The Calhoun Village location (in the Minneapolis strip mall that contains Rustica bakery and a Barnes & Noble) is a compact, open room with 10 padded benches. My Flexologist, Hunter Schwietz, led me to one of the benches and explained that we’d be moving through 12 different stretches.

He started by warming up my legs, then my arms, moving them in a gentle, circular motion. Then he started working from large muscles to small, taking one leg at a time, moving it slowly into a stretch position, which he held for a few seconds. Then he released it and repeated the same stretch twice more, going a bit deeper each time. At the end of the 25-minute session, I was wishing I had signed up for the longer 50-minute one.


What it’s like: Once I got used to someone else manipulating my legs, arms, shoulder and neck, it was surprisingly relaxing. With Schwietz’s help, I was able to stretch more deeply and hold those stretches longer. Plus, going to StretchLab was more like a visit to the massage therapist or the chiropractor than a CrossFit or Orange Theory gym. As Hall said, “It’s not a workout studio; it’s a recovery studio.”
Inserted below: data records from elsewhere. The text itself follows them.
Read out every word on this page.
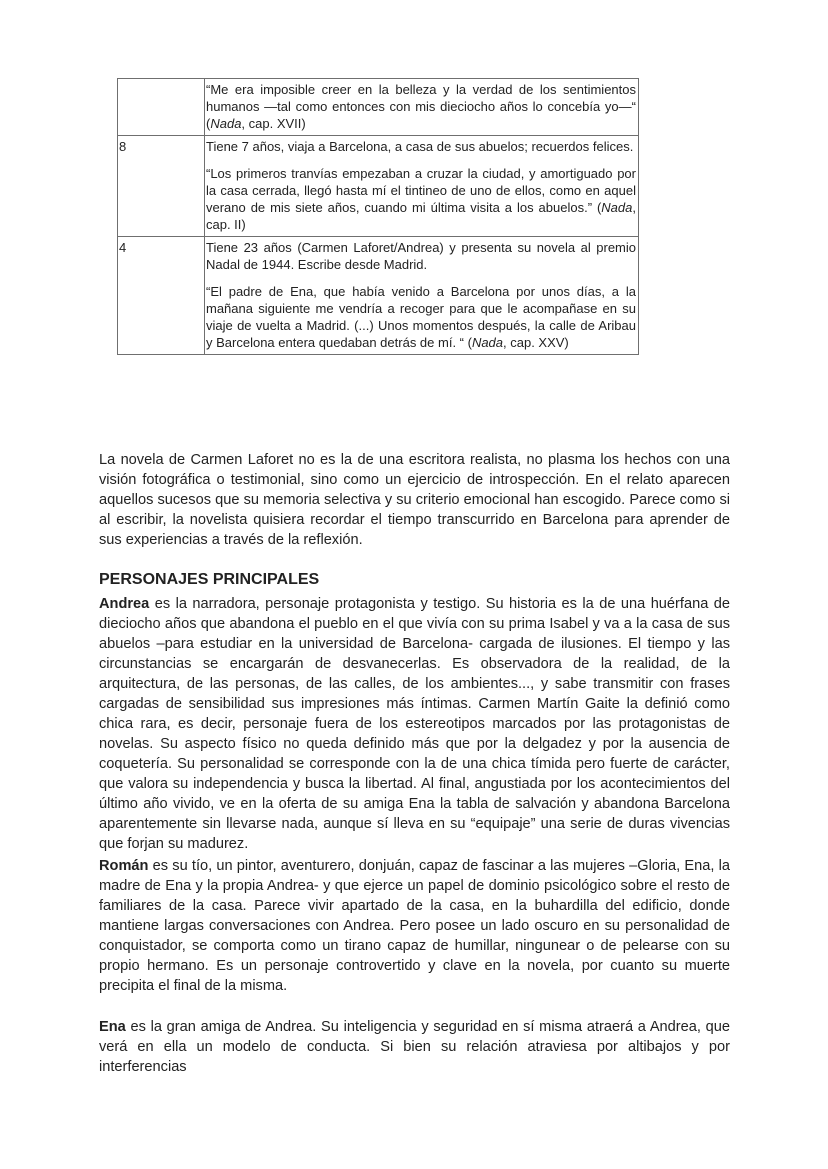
	“Me era imposible creer en la belleza y la verdad de los sentimientos humanos —tal como entonces con mis dieciocho años lo concebía yo—“ (Nada, cap. XVII)

8	Tiene 7 años, viaja a Barcelona, a casa de sus abuelos; recuerdos felices.

“Los primeros tranvías empezaban a cruzar la ciudad, y amortiguado por la casa cerrada, llegó hasta mí el tintineo de uno de ellos, como en aquel verano de mis siete años, cuando mi última visita a los abuelos.” (Nada, cap. II)

4	Tiene 23 años (Carmen Laforet/Andrea) y presenta su novela al premio Nadal de 1944. Escribe desde Madrid.

“El padre de Ena, que había venido a Barcelona por unos días, a la mañana siguiente me vendría a recoger para que le acompañase en su viaje de vuelta a Madrid. (...) Unos momentos después, la calle de Aribau y Barcelona entera quedaban detrás de mí. “ (Nada, cap. XXV)

La novela de Carmen Laforet no es la de una escritora realista, no plasma los hechos con una visión fotográfica o testimonial, sino como un ejercicio de introspección. En el relato aparecen aquellos sucesos que su memoria selectiva y su criterio emocional han escogido. Parece como si al escribir, la novelista quisiera recordar el tiempo transcurrido en Barcelona para aprender de sus experiencias a través de la reflexión.

PERSONAJES PRINCIPALES

Andrea es la narradora, personaje protagonista y testigo. Su historia es la de una huérfana de dieciocho años que abandona el pueblo en el que vivía con su prima Isabel y va a la casa de sus abuelos –para estudiar en la universidad de Barcelona- cargada de ilusiones. El tiempo y las circunstancias se encargarán de desvanecerlas. Es observadora de la realidad, de la arquitectura, de las personas, de las calles, de los ambientes..., y sabe transmitir con frases cargadas de sensibilidad sus impresiones más íntimas. Carmen Martín Gaite la definió como chica rara, es decir, personaje fuera de los estereotipos marcados por las protagonistas de novelas. Su aspecto físico no queda definido más que por la delgadez y por la ausencia de coquetería. Su personalidad se corresponde con la de una chica tímida pero fuerte de carácter, que valora su independencia y busca la libertad. Al final, angustiada por los acontecimientos del último año vivido, ve en la oferta de su amiga Ena la tabla de salvación y abandona Barcelona aparentemente sin llevarse nada, aunque sí lleva en su “equipaje” una serie de duras vivencias que forjan su madurez.

Román es su tío, un pintor, aventurero, donjuán, capaz de fascinar a las mujeres –Gloria, Ena, la madre de Ena y la propia Andrea- y que ejerce un papel de dominio psicológico sobre el resto de familiares de la casa. Parece vivir apartado de la casa, en la buhardilla del edificio, donde mantiene largas conversaciones con Andrea. Pero posee un lado oscuro en su personalidad de conquistador, se comporta como un tirano capaz de humillar, ningunear o de pelearse con su propio hermano. Es un personaje controvertido y clave en la novela, por cuanto su muerte precipita el final de la misma.

Ena es la gran amiga de Andrea. Su inteligencia y seguridad en sí misma atraerá a Andrea, que verá en ella un modelo de conducta. Si bien su relación atraviesa por altibajos y por interferencias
Do: Relax. The whole idea is to let your Flexologist do the work for you. All you need to do is follow the pro’s simple instructions on the correct positions and breathing patterns.


Don’t: Push into pain. Your instructor will explain the pain scale (1-10) and talk about what’s comfortable for you. He or she will move you slowly and carefully into and out of each stretch. A little dull pain is fine as you move deeper into a stretch, but you never want to feel a sharp, shooting pain.


Who it’s for: “Everyone can benefit from stretching,” said Hall, “some more than others.” While StretchLab has clients ranging in age from 7 to 91, most are fairly active people in their 40s to 60s and “have some sort of physical pain.”


Who it’s not for: People who don’t like to be touched and anyone suffering from a traumatic injury. In fact, StretchLab requires a clearance note from your doctor if you’re recovering from a serious injury, surgery or have recently had a hip or a knee replacement.

About StretchLab

Hours: 6 a.m.-8 p.m. weekdays, 7 a.m.-3 p.m. Sat. and Sun.

Locations: I visited the one at Calhoun Village (3204 W. Lake St., Mpls., calhoun@stretchlab.com). There’s also a location in Plymouth (2700 Annapolis Circle N., Suite C, plymouth@stretchlab.com).

Cost: One-time introductory sessions cost $49 for 50 minutes. After that, single sessions cost $49 for 25 minutes, $95 for 50 minutes. A monthly membership costs $149 and includes four 25-minute sessions.